Nie biegam już prawie 4 tygodnie. W poniedziałek 15 minut na batucie i materacach. To było niby nic, ale ucieszyło mnie niesamowicie.
Niedługo będę najsilniejszym i najbardziej stabilnym biegaczem na długich dystansach. Moim ostatnim polem walki są materace, dmuchane piłki i inne przyrządy i przybory rehabilitacyjne.
Codzienni wykonuję niezliczoną liczbę ćwiczeń wzmacniających korpus. Wszystko to zajmuje więcej niż zwykły trening maratończyka. Ćwiczenia mają ochronić mnie przed nawrotem kontuzji.
Od tygodnia już nic nie boli i rokowania specjalistów są pozytywne. Ja nie widzę innej możliwości – będę biegał i poprawiał wyniki!
Sporo jeżdżę na rowerze i pływam, co po powrocie do treningu zostanie jego częścią, aby zmniejszyć przeciążenia związane z duża ilością biegania.

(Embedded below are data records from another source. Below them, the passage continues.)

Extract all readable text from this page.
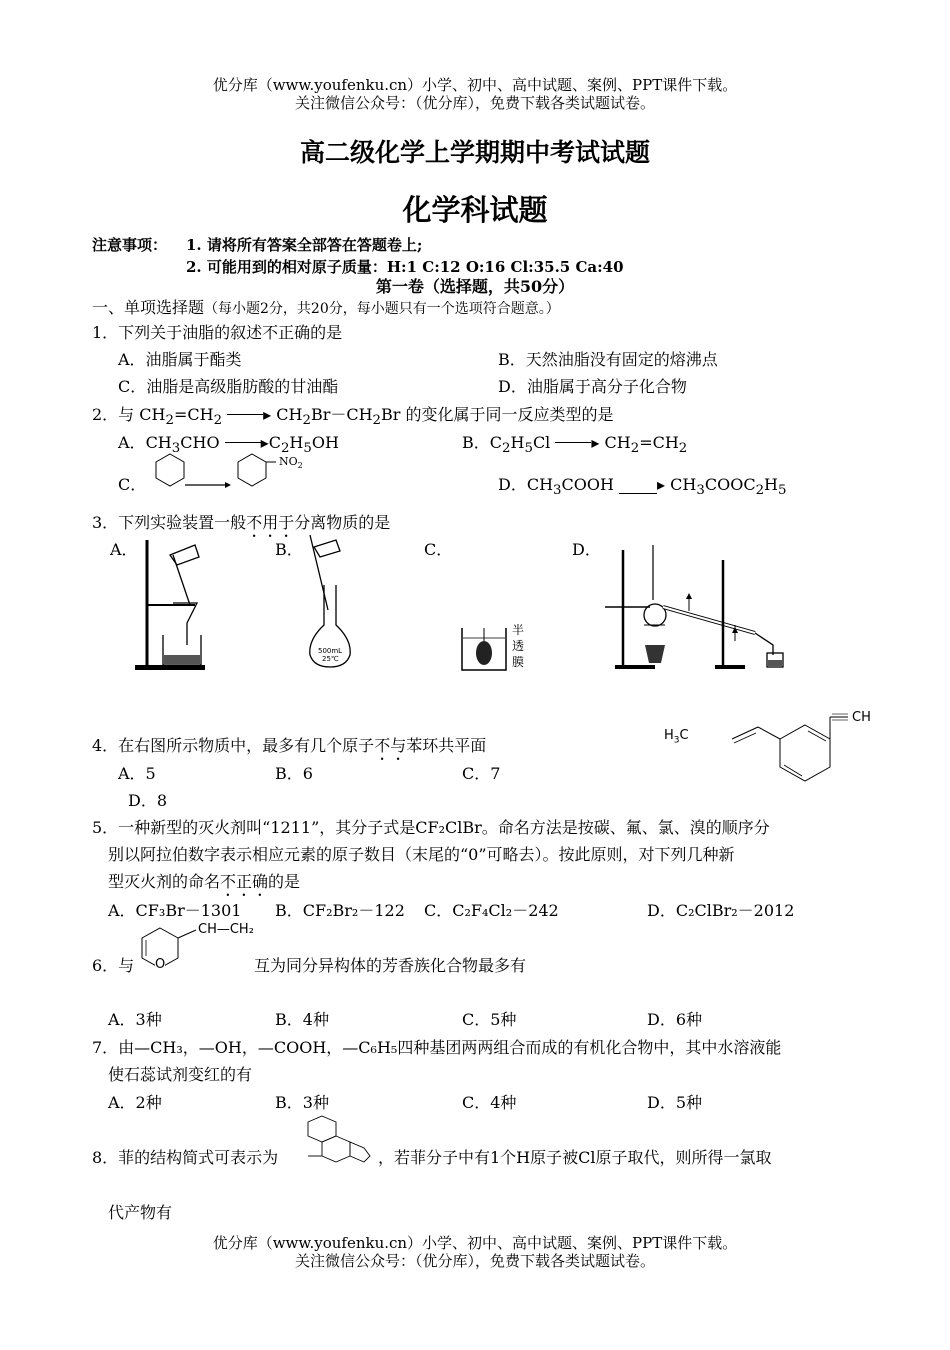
优分库（www.youfenku.cn）小学、初中、高中试题、案例、PPT课件下载。
关注微信公众号：（优分库），免费下载各类试题试卷。
高二级化学上学期期中考试试题
化学科试题
注意事项： 1. 请将所有答案全部答在答题卷上;
2. 可能用到的相对原子质量：H:1 C:12 O:16 Cl:35.5 Ca:40
第一卷（选择题，共50分）
一、单项选择题（每小题2分，共20分，每小题只有一个选项符合题意。）
1．下列关于油脂的叙述不正确的是
A．油脂属于酯类	B．天然油脂没有固定的熔沸点
C．油脂是高级脂肪酸的甘油酯	D．油脂属于高分子化合物
2．与 $CH_2=CH_2$	▸ $CH_2Br-CH_2Br$ 的变化属于同一反应类型的是
A．$CH_3CHO$ $▸C_2H_5OH$	B．$C_2H_5Cl$ ▸ $CH_2=CH_2$
C．
$NO_2$
D．$CH_3COOH$ ▸ $CH_3COOC_2H_5$
3．下列实验装置一般不用于分离物质的是
A．	B．	C．	D．
500mL
25℃
半
透
膜
4．在右图所示物质中，最多有几个原子不与苯环共平面
A．5	B．6	C．7
D．8
$H_3C$
CH
5．一种新型的灭火剂叫“1211”，其分子式是CF₂ClBr。命名方法是按碳、氟、氯、溴的顺序分
别以阿拉伯数字表示相应元素的原子数目（末尾的“0”可略去）。按此原则，对下列几种新
型灭火剂的命名不正确的是
A．CF₃Br－1301 B．CF₂Br₂－122 C．C₂F₄Cl₂－242	D．C₂ClBr₂－2012
6．与 O
CH—CH₂
互为同分异构体的芳香族化合物最多有
A．3种	B．4种	C．5种	D．6种
7．由—CH₃，—OH，—COOH，—C₆H₅四种基团两两组合而成的有机化合物中，其中水溶液能
使石蕊试剂变红的有
A．2种	B．3种	C．4种	D．5种
8．菲的结构简式可表示为	，若菲分子中有1个H原子被Cl原子取代，则所得一氯取
代产物有
优分库（www.youfenku.cn）小学、初中、高中试题、案例、PPT课件下载。
关注微信公众号：（优分库），免费下载各类试题试卷。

Dzisiaj wielki dzień – idę wieczorem potruchtać 😀
5 Comments
Dobrze słyszeć, że wracasz do biegania!
Widziałem Mariusza wczoraj na rowerze i mogę zaświadczyć. Ledwo mieścił się na siodełku ze względu na swoje gigantyczne gluteusy, łydkę miał grubszą od łydy Hulka, rozbudowane bicepsy i tricepsy nie pozwalały mu swobodnie trzymać kierownicy roweru. Bedzie teraz kosił przeciwników
A może po takim doświadczeniu miałbyś jakieś porady dla amatorów np. czy odkryłeś jakieś ciekawe i nieoczywiste ćwiczenie, które warto dodać do typowej gimnastyki siłowej i rozciągającej (dla mnie typowe jest 5-6 podstawowych ćwiczeń ze Skarżyńskiego)? Oby wieczorny test się udał. 🙂
Mariusz wrócisz mocniejszy niż byłeś i wymieciesz całą konkurencję 🙂
Cieszą takie pozytywne wieści od Ciebie! Kiedy pierwszy start planujesz?